This is one Congressional hearing worth listening to

Florida Democratic congressman Alan Grayson will be holding hearings on Wednesday where, for a change, critics of the NSA (including the ACLU, the Cato Institute, and Glenn Greenwald) will be invited to counter all the misleading information that government witnesses have been making about the spying programs.

Grayson, who was instrumental in fostering support among Democrats for the the amendment, said Wednesday’s hearing would mark the first time critics of NSA surveillance methods have testified before Congress since Snowden’s leaks were published by the Guardian and Washington Post.

“I have been concerned about the fact that we have heard incessantly in recent weeks from General Keith Alexander [director of the NSA] and Mr James Clapper [director of National Intelligence] about their side of the story,” he said. “We have barely heard anything in Congress from critics of the program.

“We have put together an ad hoc, bipartisan hearing on domestic surveillance in on the Capitol.

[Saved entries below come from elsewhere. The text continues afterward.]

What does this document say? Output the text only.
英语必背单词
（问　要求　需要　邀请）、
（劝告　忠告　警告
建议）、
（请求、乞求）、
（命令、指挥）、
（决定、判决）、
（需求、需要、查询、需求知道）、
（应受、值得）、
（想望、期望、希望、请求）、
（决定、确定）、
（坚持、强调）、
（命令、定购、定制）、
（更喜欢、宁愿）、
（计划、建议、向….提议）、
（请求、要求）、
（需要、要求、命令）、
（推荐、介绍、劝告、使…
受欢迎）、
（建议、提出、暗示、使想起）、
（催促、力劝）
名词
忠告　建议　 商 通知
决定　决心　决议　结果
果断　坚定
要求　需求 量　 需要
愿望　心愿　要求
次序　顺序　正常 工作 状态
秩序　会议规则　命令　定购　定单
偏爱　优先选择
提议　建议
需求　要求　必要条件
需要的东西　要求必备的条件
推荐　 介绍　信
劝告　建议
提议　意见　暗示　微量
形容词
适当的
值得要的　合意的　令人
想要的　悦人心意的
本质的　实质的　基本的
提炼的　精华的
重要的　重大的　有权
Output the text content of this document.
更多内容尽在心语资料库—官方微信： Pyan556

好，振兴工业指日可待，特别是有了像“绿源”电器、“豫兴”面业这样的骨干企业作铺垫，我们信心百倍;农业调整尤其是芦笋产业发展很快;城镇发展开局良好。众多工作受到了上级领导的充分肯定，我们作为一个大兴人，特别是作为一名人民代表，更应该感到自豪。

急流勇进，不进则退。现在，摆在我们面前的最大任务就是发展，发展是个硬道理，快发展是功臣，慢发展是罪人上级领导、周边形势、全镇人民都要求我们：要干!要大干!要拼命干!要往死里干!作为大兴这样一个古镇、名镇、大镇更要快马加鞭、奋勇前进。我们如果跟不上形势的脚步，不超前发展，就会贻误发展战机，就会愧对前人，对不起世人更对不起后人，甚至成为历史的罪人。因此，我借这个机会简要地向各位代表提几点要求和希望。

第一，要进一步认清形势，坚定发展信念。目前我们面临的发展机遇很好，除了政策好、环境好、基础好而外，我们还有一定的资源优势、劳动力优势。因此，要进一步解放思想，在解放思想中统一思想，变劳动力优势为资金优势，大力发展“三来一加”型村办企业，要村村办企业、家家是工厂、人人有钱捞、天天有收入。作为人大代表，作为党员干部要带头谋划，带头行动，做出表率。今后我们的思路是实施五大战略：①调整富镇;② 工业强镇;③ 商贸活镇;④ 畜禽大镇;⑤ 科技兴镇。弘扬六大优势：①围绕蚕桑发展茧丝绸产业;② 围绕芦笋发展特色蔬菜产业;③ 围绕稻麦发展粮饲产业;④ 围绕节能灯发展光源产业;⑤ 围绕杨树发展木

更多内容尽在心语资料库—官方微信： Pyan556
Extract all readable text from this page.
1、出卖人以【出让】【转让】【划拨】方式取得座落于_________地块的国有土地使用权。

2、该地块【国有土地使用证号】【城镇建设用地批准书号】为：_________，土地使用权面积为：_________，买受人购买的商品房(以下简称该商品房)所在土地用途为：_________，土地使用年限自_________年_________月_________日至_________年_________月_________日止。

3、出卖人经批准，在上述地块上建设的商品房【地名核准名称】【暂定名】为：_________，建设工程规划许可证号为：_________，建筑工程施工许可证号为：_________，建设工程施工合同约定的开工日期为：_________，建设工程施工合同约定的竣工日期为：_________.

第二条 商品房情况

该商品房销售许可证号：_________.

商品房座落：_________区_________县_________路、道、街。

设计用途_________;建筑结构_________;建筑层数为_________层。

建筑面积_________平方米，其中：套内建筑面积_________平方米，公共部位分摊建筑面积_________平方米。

We plan to have critics of the program come in and give their view – from the left and the right.”

Grayson said the hearing had bipartisan support, and was backed by the Republican congressman Justin Amash, whose draft the amendment that was narrowly defeated.

The timing is also good.

The hearing will take place at the same time as a Senate hearing into the NSA’s activities. That will feature Gen Alexander and possibly his deputy, Chris Inglis, as well as senior officials from the Department of Justice and FBI.

The simultaneous timing of the hearings will lead to a notable juxtaposition between opponents and defenders of the government’s surveillance activities.

Apart from providing more accurate information about what is going on, this is clearly also a move at cementing the cross-party alliances against government surveillance that showed surprising strength in the close defeat of the Amash-Conyers amendment last week.

I think the White House and the leadership of both parties are likely to be worried by this development. They tend to hate it when the reliable liberal-conservative/Democratic-Republican divide, that they know how to easily manipulate, breaks down.